I wasn't sure what to expect from Nicole Holofcener's third venture, Friends with Money, the opening-night film of Sundance 2006.
Her first film, Walking and Talking (1996), was a genuinely funny and accurately observed movie about two NY women's friendship that's become a cult classic for a certain breed of chick. (The famous exchange: Todd Fields: Do we have to keep listening to this vagina music? Catherine Keener and Anne Heche, in unison: Yes!). But as so often happens with excellent female directors, Holofcener has mostly worked in TV since then — helming all the big girl-time shows from Gilmore Girls to The L Word to Sex and the City — and maybe all that Hollywood time soured her. Her next feature, 2001's Lovely & Amazing, about an LA middle-aged, well-off woman and her three chronically unhappy daughters, took such a pessimistic attitude about human nature that it rendered the characters not only unlikable but implausible. And the early buzz on Friends with Money mostly focused on Us Weekly's favorite former Friend, Miss Jennifer Aniston, who's lately wallowed in such a batch of ubercrap features (Derailed, Rumor Has It) that it wasn't clear if her cloud of martyrdom would extend to this film.
The good news: Friends with Money works. About the friendship between four LA women of varying means, it picks up where Lovely & Amazing leaves off, making its central subject their struggles to live authentically without surrendering fully to pessimism. Its secondary subject, of course, is no small thing, either: how money makes and breaks relationships.
It helps that said friends with money are Frances McDormand, a self-made, successful clothing designer married to a sweet metrosexual who may or may not be genuinely heterosexual; Joan Cusack, an heiress married to a man whose dedication to her is only rivaled by his dedication to her cash; Catherine Keener, a successful screenwriter whose writing and life partner couldn't hate her more; and Aniston, finally living up to the promise she showed in such films as The Good Girl and, yes, I'll say it: Office Space. Like a true second prettiest girl in high school, Aniston shines brightest when she's not expected to shine at all, so she does fine as the former schoolteacher who's been reduced to cleaning rich people's house for a living.
Even when Holofcener flounders, she's always shown a knack for startling details and dialogue, and she's at the top of her form here, armed with a stable of actors more than pleased to sink their fangs into nonsidekick roles. Aniston's cad of a beau tags along to have sex with her as she cleans houses in a French maid's uniform he demands she wear; after, he demands his cut from her pay. McDormand, quivering with indignance, assaults Old Navy clerks for their tiresome lack of manners and goes on a hair-washing strike because "she's just too tired to shampoo." Joan Cusack transcends an arguably underwritten role by smiling brightly and warmly even while she shakes her whole body "no" — a classic example of why she's one of the finest physical actors working today.

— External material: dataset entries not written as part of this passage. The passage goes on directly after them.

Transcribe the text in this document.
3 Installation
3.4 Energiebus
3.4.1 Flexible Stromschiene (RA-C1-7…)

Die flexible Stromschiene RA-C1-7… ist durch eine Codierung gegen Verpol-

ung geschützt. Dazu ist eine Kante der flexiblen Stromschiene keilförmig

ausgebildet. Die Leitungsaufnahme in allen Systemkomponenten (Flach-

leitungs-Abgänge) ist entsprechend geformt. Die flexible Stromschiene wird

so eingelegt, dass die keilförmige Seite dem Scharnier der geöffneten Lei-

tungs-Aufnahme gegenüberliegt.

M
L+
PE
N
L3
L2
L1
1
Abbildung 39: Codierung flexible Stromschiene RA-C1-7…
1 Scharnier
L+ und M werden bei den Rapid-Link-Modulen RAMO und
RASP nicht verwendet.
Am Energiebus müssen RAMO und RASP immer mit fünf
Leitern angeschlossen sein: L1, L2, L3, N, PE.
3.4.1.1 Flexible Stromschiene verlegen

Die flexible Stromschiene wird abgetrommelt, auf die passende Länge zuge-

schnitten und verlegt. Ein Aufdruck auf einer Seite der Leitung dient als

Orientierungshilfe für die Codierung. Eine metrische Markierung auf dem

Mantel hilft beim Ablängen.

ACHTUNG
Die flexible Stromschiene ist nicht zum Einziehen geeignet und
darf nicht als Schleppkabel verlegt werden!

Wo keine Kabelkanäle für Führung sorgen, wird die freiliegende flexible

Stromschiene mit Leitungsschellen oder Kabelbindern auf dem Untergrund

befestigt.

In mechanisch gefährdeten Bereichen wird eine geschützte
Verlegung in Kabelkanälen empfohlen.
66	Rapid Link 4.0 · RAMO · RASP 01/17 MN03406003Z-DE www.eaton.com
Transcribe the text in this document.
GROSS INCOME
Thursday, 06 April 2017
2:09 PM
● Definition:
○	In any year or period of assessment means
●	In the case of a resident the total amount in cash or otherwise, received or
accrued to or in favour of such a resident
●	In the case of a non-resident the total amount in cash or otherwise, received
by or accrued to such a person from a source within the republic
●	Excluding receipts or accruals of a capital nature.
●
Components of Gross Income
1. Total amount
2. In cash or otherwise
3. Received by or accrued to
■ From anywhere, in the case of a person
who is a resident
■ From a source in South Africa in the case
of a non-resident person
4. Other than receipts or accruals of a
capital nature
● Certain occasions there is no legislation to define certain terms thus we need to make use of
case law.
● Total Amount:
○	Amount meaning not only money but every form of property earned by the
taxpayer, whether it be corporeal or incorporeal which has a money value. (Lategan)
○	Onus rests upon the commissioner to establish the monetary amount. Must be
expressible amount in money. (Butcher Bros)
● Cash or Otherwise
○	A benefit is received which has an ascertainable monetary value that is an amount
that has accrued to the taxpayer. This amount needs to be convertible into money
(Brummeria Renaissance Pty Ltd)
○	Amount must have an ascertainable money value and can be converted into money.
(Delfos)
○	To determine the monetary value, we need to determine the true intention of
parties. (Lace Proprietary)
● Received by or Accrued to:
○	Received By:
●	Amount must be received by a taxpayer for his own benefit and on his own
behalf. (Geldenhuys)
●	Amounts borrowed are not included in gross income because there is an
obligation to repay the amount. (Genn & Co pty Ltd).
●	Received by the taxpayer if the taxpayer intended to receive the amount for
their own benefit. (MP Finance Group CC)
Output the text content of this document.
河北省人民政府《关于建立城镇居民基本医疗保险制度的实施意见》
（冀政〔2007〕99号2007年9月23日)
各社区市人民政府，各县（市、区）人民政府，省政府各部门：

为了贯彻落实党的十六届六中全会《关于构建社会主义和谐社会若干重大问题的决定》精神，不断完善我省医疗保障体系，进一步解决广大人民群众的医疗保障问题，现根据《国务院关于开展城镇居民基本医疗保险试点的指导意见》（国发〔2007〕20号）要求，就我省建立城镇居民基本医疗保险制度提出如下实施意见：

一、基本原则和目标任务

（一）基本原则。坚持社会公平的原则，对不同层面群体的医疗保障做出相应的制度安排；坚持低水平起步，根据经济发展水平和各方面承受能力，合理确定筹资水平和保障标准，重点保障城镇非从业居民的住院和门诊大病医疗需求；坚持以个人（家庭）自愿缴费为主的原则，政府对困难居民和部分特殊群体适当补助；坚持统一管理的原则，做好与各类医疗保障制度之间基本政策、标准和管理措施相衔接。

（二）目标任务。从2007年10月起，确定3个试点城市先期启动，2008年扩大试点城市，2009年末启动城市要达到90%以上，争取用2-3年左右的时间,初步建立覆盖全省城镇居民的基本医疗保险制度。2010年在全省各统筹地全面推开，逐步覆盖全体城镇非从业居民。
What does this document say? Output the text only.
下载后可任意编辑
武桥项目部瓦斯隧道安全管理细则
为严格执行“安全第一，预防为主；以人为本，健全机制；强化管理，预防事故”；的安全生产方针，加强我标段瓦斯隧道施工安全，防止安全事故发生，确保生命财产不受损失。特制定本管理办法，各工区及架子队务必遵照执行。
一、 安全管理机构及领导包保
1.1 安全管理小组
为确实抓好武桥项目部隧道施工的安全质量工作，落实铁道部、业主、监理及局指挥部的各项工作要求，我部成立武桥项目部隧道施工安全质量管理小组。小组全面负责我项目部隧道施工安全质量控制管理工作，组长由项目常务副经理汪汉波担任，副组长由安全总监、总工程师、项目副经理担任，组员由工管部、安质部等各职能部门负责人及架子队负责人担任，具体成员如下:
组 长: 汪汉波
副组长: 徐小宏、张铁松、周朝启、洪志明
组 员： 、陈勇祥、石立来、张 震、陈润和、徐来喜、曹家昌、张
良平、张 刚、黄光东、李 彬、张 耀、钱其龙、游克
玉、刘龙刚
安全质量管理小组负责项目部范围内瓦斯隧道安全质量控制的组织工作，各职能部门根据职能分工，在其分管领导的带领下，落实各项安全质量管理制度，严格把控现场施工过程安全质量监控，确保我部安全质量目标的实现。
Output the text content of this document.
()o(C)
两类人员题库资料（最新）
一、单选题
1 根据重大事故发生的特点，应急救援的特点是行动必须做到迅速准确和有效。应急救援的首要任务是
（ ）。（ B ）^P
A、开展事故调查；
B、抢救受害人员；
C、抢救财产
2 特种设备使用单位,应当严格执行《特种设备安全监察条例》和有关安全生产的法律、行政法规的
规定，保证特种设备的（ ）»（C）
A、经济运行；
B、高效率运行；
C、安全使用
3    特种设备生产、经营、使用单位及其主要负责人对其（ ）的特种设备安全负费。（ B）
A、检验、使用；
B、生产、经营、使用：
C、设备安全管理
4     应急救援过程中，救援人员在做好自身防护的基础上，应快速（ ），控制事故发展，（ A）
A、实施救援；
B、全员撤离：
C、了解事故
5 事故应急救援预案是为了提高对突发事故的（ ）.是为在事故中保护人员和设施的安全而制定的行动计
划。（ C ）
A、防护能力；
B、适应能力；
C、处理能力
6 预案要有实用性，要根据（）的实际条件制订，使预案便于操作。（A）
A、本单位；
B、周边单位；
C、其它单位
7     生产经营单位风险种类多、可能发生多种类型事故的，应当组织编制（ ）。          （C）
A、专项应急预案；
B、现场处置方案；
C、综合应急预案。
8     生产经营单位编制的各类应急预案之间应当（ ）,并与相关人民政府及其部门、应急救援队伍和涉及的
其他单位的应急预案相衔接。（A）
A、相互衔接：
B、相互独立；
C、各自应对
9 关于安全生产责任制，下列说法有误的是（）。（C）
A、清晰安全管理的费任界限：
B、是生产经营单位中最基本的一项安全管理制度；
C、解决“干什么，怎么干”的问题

Ensemble films have become the single greatest American indie film cliche in the last few years. At best, they pack all the punch of an on-point short story collection. At worst, they smack strongly of a position paper. Friends with Money falls somewhere in the middle. It's no Alice Munro collection, for the strangely uniform interiors drag on the eye, and the plot flatlines near the end. But as a comeback effort, and as a showcase for smart women by a smart woman, it's a welcome examination of a topic still rarely discussed in an era when plastic boobs, herpes, and sexual abuse pass as dinner topics. Money, yes. But, more than that: life beyond cynicism.